I wasn't raised a "feminist" (I've written about that before), so I get the knee-jerk reaction against the word feminism. After spending my formative years in Texas it's just not something I go around calling myself. Am I a feminist? Yes, according to the dictionary definition I most certainly am. Usually though, I just prefer to go through life as a human making my own choices about my own well-being.
That is where my qualm with these anti-feminist jar ladies comes in. Jars can be hard to open, and I admit, sometimes I ask my stronger male roommate to open jars for me (but then his mom gave us a rubber jar opener, which changed the game). And yes, if there is a male present and I am carrying something heavy my Texan sensibilities kick in and I expect him to take the reins on the heavy burden, but only when said man is actually stronger than me (I am deceptively strong thanks to years of competitive cheerleading). Men are often physically stronger than women. So what? Women are often mentally stronger than men. Can you imagine the complaints from men if they had to birth babies AND take care of them? Some of them think taking care of their own kids is babysitting anyway. That's neither here nor there, the point is that different humans have different strengths, and no one human should be telling others what those strengths should or should not be.
That, dear misguided ladies of the jar, is what feminism is about. We're literally just telling women (and men) that they should be able to do whatever they damn well please with their lives, because it is none of anyone else's business. If you like it when your husband does "manly" things for you I think that is great! That may just be your love language. Make love, I'm all for it! However, I doubt that type of thing would fulfill, say, a Hillary Clinton, and that's fine -- she'd rather be president. That's okay too.
I cannot understand how my doing what I want with my life effects you. Maybe you find feminism heavy-handed. Maybe the qualm is not actually with the dictionary definition of feminism, but rather how it has been branded over the years: domineering, loud, aggressive, un-ladylike -- I'm riffing over here. I get it, it is appealing to be a lady sometimes. I'm a lady, it's great, and I happen to like men too! I also agree that feminists (especially in the realm of online feminism) can be harsh, I definitely have my own qualms with that. But you are doing everyone a disservice by thinking that your ability to have a voice right now, to push back against feminism, is not a direct result of feminism.
If it were up to the structure of patriarchy we are slowly crawling out of ALL women would be home taking care of the children they produced with their more worldly partners. Just to reiterate one more time, THAT IS OKAY for women who want that, but some women don't want that, and for even more it is not a possibility. Within these female driven anti-feminist arguments is an inherent air of privilege. You are privileged in your ability to have these conversations because many women don't have the option of staying at home, or letting their man open jars because there is no man. That is reality, however you decide to feel about that matters to no one, because your feelings about someone else's life are irrelevant.
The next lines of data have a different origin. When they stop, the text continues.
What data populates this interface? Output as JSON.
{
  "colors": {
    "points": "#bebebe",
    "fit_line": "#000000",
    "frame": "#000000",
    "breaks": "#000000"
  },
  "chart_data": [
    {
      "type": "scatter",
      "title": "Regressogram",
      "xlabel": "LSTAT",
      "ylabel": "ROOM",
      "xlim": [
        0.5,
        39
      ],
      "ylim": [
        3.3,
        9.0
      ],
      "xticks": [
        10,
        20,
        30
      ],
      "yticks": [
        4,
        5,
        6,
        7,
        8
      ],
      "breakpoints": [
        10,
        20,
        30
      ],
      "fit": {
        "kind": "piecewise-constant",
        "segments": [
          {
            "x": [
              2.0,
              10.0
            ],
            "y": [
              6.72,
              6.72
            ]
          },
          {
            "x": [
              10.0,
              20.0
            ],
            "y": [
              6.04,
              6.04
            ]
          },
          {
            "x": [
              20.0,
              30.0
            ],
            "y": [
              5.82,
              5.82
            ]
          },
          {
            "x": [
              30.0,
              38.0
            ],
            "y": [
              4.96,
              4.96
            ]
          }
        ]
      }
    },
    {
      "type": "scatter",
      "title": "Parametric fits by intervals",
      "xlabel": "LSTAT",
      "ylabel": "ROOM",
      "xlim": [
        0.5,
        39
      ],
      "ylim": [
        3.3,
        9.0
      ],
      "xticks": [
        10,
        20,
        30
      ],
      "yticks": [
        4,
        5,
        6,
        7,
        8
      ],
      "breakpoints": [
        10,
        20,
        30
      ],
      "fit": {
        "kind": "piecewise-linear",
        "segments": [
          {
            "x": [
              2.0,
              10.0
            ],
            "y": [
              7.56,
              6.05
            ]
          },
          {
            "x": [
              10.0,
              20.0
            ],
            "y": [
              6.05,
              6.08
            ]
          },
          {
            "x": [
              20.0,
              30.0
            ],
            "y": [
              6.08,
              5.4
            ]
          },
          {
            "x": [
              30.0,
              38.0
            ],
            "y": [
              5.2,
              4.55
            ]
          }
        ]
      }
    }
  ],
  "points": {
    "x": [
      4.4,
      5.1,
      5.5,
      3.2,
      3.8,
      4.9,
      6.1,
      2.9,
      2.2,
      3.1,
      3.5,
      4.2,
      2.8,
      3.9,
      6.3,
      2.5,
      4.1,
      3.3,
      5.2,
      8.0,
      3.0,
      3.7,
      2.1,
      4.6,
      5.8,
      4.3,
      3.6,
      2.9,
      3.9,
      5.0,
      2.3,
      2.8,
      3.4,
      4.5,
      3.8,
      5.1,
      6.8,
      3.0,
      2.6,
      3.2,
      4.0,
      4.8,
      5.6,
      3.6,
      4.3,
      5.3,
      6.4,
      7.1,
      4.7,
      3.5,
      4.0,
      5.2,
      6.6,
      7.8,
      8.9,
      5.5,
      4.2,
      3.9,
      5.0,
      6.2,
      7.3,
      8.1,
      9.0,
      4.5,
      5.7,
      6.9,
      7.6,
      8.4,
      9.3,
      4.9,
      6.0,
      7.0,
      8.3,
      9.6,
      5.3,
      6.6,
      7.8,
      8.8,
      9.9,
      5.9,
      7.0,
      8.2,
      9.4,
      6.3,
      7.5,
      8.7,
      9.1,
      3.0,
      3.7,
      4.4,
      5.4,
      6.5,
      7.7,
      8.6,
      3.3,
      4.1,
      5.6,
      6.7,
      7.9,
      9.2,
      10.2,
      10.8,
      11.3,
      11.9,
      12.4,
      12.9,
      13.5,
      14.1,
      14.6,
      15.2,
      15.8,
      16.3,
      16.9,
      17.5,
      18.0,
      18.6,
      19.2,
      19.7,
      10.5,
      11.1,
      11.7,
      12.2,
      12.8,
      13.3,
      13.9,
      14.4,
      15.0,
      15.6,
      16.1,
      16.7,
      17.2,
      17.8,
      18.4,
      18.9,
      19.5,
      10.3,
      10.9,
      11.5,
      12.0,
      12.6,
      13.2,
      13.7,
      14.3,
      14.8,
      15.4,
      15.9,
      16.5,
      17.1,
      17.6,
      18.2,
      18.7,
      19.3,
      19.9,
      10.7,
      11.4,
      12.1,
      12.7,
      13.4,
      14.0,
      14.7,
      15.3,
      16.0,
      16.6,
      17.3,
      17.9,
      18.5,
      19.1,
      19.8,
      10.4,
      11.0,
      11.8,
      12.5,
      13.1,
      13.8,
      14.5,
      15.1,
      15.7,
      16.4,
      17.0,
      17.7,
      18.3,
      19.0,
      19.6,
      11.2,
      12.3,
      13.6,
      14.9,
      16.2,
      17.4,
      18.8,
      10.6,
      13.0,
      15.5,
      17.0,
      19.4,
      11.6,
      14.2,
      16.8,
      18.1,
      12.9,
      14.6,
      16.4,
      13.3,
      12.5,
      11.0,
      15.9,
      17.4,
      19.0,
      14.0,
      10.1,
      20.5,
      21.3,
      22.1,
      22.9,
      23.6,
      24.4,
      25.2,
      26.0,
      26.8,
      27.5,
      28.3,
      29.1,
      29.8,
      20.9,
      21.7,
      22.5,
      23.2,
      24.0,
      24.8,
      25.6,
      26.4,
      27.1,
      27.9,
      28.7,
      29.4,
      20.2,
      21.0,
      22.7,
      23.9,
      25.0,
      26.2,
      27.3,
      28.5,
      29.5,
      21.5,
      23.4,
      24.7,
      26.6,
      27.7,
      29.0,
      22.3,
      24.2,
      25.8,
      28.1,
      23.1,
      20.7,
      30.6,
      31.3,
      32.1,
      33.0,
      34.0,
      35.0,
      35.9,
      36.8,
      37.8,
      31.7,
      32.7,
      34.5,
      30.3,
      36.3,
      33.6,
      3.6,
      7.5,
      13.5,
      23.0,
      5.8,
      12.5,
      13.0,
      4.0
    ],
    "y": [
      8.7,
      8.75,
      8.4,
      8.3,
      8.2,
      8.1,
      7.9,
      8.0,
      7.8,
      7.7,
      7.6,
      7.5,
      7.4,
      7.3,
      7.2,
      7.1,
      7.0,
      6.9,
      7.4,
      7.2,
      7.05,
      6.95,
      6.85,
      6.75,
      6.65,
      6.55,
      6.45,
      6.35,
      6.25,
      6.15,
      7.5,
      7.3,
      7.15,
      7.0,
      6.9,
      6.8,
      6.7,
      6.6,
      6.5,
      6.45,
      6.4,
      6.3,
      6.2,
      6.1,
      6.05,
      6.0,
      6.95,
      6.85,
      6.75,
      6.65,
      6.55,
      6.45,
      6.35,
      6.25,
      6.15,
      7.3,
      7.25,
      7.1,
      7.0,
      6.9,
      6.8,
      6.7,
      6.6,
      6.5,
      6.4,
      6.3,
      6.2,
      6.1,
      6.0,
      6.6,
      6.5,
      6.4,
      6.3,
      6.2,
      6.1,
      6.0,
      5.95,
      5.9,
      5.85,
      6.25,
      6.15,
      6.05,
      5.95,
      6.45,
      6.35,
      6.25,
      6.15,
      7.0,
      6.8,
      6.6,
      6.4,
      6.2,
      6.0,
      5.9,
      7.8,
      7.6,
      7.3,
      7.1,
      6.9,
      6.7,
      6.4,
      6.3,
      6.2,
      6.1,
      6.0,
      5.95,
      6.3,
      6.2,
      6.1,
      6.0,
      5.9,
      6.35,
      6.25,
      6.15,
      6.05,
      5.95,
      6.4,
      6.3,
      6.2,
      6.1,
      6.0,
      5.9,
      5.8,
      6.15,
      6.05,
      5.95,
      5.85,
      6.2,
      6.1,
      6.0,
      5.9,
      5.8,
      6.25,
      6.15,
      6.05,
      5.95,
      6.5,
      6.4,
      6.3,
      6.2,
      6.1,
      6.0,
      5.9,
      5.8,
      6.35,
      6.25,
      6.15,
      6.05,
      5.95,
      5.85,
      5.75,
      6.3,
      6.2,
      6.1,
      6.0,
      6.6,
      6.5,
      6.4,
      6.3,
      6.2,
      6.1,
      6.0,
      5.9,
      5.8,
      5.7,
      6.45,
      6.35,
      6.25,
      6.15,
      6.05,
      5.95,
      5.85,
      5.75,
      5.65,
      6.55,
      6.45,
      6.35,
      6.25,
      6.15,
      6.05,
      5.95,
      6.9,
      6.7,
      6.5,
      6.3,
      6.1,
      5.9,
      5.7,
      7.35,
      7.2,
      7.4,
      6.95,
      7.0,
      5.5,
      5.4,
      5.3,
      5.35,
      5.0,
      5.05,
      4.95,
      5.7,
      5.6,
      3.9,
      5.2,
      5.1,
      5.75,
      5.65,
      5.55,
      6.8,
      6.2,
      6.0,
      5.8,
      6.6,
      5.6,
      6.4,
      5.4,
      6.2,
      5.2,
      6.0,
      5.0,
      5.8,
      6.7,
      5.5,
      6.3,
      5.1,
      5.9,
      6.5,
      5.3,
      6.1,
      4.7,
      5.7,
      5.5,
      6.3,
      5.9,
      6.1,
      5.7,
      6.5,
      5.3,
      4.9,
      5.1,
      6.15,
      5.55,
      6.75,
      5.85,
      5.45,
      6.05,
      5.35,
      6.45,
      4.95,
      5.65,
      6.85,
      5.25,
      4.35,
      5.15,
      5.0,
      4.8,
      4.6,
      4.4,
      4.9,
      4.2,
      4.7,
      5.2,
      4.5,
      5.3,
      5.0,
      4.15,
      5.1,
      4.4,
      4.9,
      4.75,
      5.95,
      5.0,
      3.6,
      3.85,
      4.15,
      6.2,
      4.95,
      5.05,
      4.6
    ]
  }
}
In the end, maybe the bigger issue is that feminism has a branding problem. Maybe the F-word is just too much for us to get past. Would a new word help? Maybe we can get a real-life Peggy Olson on the case for a new ad campaign. I don't know, again, just riffing. But it seems to me that what these ladies don't understand is that no one is threatening their livelihoods, but they are threatening mine. If you don't like feminism, don't call yourself a feminist. But I have a hunch that when your brilliant little girl grows up and voices her desire to be president you are not going to tell her she should instead look for a man to open her jars -- you may even encourage her to call herself a feminist.